I hear you on the “important to support music” thing — and I personally buy it. I went ahead and bought the FLAC files for Synesthesiac. But the truth is I’m not really sure I can tell the difference in terms of audio quality (would like to think I can and occasionally tell myself I can). I also am just not into the physical media thing. I work in the technology industry and I appreciate what tech has done for the consumer — choice, breadth, exposure to new sounds and such.
Napster didn’t make bank in terms of revenue — agreed that Apple does and Spotify soon will. What I want to know if there is a business model that doesn’t require charity though. I want music to flourish and I don’t want it to flourish only for a few as I think it did in the 80s. Appealing to individuals, on an individual level, as you have to me, can’t work in the long run. I want to hear great music, but I don’t want great liner notes or art work. So I kinda feel like Spotify is my only option for now, bad as it is. And I do think the Spotify model is better than the Napster model, which really was just pure stealing, right?
BTW I’ve heard differing things now on royalties for artists. You say 1/100 of a penny for every stream, seemed someone (Bret Williams?) recently said 1 penny per stream? Has it changed? Or is it different for artist vs. composer vs. both?
Well, thanks for buying the FLAC files – I appreciate that! Yeah – I’ve heard that “which sounds better” argument for many years, and let’s face it – unless you’re an audio engineer, it all sounds good – regardless of whether it’s mp3, or FLAC or vinyl or CD – it all sounds good.
I think people just have to make a jump to realizing that the reason to buy music in this day and age is to support artists that you like. Because in this day and age, you really don’t HAVE to buy music. You can find it somewhere for nothing. And if the artist is offering it for nothing, then that’s fine. But, if the artist is not offering free downloads, they need to make money from their work just like everyone else.
Spotify is 1/100th of a penny – Bret was mistaken 🙂 It’s the same for all artists.
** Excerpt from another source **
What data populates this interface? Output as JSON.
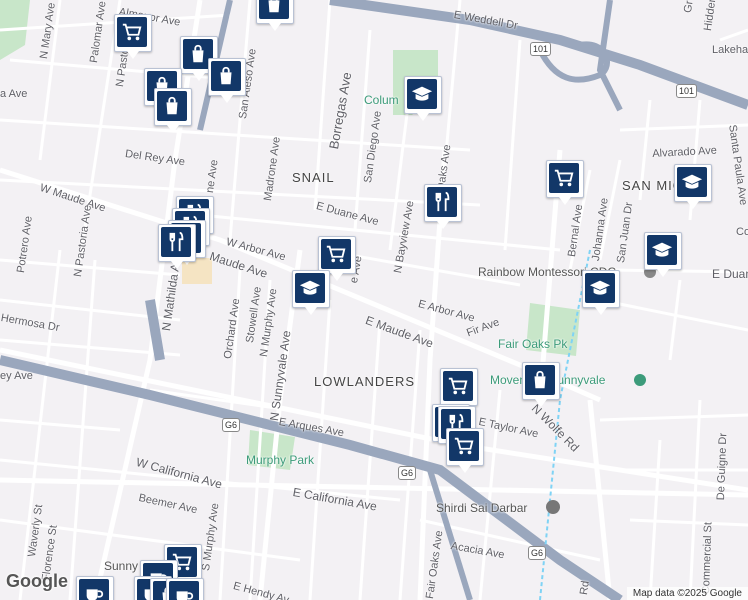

So I think it comes to a change in consumer perception. Before, artists could make money from their labels, or touring, etc. I guess in the beginning, people didn’t worry about downloading too much because they figured that the artists would be taken care of through other means. That has all changed, but the overall attitude toward downloading and paying for music has not. That’s the biggest problem for artists. I’m not sure how to change that other than starting campaigns to change people’s mind’s about the whole thing. It’s a tough issue to resolve.